LETTER FROM THE EDITOR

Gandhi murder: Connecting the dots

philipmathew2

MAHATMA GANDHI WAS a constant presence in my family. Every letter that arrived at our home carried the name of the town where the Mahatma had built his last ashram. Mount Wardha was where I grew up. It is a short drive from the headquarters of the Malayala Manorama in Kottayam, Kerala. My parents chose this hillock to build their nest, Roop Kala. It helped that our cousins lived close by. As a kid, I often wondered why the elders named it Wardha. Maybe they saw Wardha as the last comma in the Mahatma’s life story, I thought. Just before the full stop at Birla House on January 30, 1948. When I grew up, I found that there was a more pedestrian explanation. More about that later.

There is no full stop to the Gandhi story, is there? We are still discussing it, and, hence, this week’s cover. Another prominent assassination, too, is refusing to stay in the ground. President John F. Kennedy Assassination Records Collection Act of 1992 stated that by October 26, 2017, the US National Archives would release the files of the investigation into his death. President Donald Trump had the power to stop the release of the files, but he did not.

Trump’s clearing the release is in keeping with Section 2.2 of the act: “All government records concerning the assassination of President John F. Kennedy should carry a presumption of immediate disclosure, and all records should be eventually disclosed to enable the public to become fully informed about the history surrounding the assassination.”

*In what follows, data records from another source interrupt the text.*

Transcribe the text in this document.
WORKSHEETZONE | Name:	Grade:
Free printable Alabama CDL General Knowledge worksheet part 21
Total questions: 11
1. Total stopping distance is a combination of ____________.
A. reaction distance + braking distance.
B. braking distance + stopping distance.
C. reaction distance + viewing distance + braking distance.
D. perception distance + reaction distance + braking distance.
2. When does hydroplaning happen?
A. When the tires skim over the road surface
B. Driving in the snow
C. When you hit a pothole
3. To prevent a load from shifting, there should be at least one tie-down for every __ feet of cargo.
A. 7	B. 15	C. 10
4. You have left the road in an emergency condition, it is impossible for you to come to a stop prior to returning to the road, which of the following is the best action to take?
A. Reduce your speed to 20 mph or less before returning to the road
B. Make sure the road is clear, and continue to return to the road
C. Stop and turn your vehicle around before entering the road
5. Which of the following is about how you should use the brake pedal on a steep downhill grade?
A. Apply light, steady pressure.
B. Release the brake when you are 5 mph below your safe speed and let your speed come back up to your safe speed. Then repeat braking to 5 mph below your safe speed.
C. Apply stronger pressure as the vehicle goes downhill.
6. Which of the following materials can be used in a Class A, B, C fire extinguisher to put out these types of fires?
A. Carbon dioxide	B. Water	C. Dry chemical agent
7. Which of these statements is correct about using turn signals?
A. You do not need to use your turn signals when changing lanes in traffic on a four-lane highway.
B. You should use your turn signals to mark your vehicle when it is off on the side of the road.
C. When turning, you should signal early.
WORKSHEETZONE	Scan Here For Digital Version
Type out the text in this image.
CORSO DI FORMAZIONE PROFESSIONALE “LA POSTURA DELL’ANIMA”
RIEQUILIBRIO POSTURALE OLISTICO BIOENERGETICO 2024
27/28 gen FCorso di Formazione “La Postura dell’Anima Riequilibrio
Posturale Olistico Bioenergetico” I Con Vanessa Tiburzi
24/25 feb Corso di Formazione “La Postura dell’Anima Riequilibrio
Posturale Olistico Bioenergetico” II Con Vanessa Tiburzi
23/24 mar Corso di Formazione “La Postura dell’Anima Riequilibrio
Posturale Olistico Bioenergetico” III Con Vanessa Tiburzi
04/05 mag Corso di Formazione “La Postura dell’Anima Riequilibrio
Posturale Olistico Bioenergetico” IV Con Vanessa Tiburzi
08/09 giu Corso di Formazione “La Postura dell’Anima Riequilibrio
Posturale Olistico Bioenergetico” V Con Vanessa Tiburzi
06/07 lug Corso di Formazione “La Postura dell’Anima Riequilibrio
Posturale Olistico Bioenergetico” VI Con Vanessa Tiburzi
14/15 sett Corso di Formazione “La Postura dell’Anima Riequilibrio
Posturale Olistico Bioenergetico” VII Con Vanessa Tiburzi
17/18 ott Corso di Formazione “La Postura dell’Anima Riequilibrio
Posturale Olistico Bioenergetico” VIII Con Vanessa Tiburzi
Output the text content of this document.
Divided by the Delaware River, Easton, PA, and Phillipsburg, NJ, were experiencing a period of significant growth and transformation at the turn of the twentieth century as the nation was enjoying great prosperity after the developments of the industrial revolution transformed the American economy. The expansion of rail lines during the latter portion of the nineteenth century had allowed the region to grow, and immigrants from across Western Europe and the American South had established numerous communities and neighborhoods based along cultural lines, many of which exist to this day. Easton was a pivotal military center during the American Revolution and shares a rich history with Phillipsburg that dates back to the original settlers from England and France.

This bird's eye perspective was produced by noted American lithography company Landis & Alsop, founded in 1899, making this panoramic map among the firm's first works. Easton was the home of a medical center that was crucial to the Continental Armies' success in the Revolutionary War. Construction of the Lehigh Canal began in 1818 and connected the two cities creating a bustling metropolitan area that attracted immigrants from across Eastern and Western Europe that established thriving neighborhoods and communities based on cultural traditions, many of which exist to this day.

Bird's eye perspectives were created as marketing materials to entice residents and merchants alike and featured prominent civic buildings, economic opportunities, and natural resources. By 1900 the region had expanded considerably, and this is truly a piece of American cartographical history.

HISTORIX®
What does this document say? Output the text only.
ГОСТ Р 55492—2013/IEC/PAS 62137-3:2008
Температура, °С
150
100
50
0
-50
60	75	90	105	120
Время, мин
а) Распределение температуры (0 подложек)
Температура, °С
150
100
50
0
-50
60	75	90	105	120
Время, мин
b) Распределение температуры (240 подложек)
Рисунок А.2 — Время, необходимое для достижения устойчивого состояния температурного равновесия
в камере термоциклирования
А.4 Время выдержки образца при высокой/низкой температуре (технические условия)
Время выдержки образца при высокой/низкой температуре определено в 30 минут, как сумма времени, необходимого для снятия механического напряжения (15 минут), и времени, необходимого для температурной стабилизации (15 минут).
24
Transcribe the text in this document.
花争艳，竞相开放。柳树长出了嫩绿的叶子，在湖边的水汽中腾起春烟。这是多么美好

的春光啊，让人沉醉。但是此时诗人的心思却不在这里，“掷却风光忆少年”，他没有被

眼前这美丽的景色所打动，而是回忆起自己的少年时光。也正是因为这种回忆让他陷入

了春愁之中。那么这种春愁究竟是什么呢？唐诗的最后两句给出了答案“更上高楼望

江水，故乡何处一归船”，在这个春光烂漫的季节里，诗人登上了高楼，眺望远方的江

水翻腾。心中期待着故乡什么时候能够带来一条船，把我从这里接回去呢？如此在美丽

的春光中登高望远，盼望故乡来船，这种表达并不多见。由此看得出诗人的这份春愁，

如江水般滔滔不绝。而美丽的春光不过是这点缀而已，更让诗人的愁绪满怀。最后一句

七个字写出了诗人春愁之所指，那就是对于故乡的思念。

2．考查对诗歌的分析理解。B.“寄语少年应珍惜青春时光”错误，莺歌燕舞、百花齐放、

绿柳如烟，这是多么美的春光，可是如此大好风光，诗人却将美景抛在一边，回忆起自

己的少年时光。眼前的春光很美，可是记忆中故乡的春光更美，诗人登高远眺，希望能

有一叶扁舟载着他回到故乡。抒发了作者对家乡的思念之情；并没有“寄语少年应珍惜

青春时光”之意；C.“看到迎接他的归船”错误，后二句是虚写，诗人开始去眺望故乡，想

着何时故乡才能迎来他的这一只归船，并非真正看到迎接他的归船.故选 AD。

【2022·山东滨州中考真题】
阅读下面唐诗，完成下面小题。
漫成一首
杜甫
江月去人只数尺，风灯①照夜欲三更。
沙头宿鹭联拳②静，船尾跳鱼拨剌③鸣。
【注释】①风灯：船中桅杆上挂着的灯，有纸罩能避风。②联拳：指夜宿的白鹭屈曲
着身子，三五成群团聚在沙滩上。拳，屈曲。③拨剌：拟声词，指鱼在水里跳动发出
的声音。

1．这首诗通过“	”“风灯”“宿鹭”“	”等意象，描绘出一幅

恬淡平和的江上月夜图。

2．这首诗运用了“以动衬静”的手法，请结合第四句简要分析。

For a journalist, that last line is most important: the right of the public to be fully informed about the history of their country. In 1992, the US Congress felt that 30-year-old secrets were inconsequential enough to be put online. But, even 70 years later, an Indian who wants to read the Gandhi files must go to the research room of the National Archives of India (NAI) and register to access the 67 digitised documents, spread over 11,186 pages. And, surely, the intelligence reports might not be there. How many governments balked at releasing the Netaji files! The Narendra Modi government released most of them, but the intelligence files are still under wraps, I understand.

Now, why must anybody read these files, you could ask. Fair enough. The agencies holding these files are competent enough to investigate, and what more can anybody find in them? Interestingly, quite a bit can be found by a diligent researcher. After Odisha-based researcher Hemanta Panda said that he could not find the final charge sheet of the Gandhi murder case and the order for the execution of
Nathuram Godse in the NAI, the Central Information Commissioner admitted that the archives did not have all Gandhi files. The CIC then issued a detailed order directing the Delhi Police to transfer all original records to the archives, in an attempt to consolidate records of the case. So, should more people read these files or not?

Now, about Mount Wardha. Long before our extended family bought the hillock, it was the haunt of leprosy patients, vagabonds and the like. So, it got the name varathakunnu (mount of outsiders). The family that bought it later picked a popular place name of those times, one that sounded like ‘varatha’. Hence, Mount Wardha!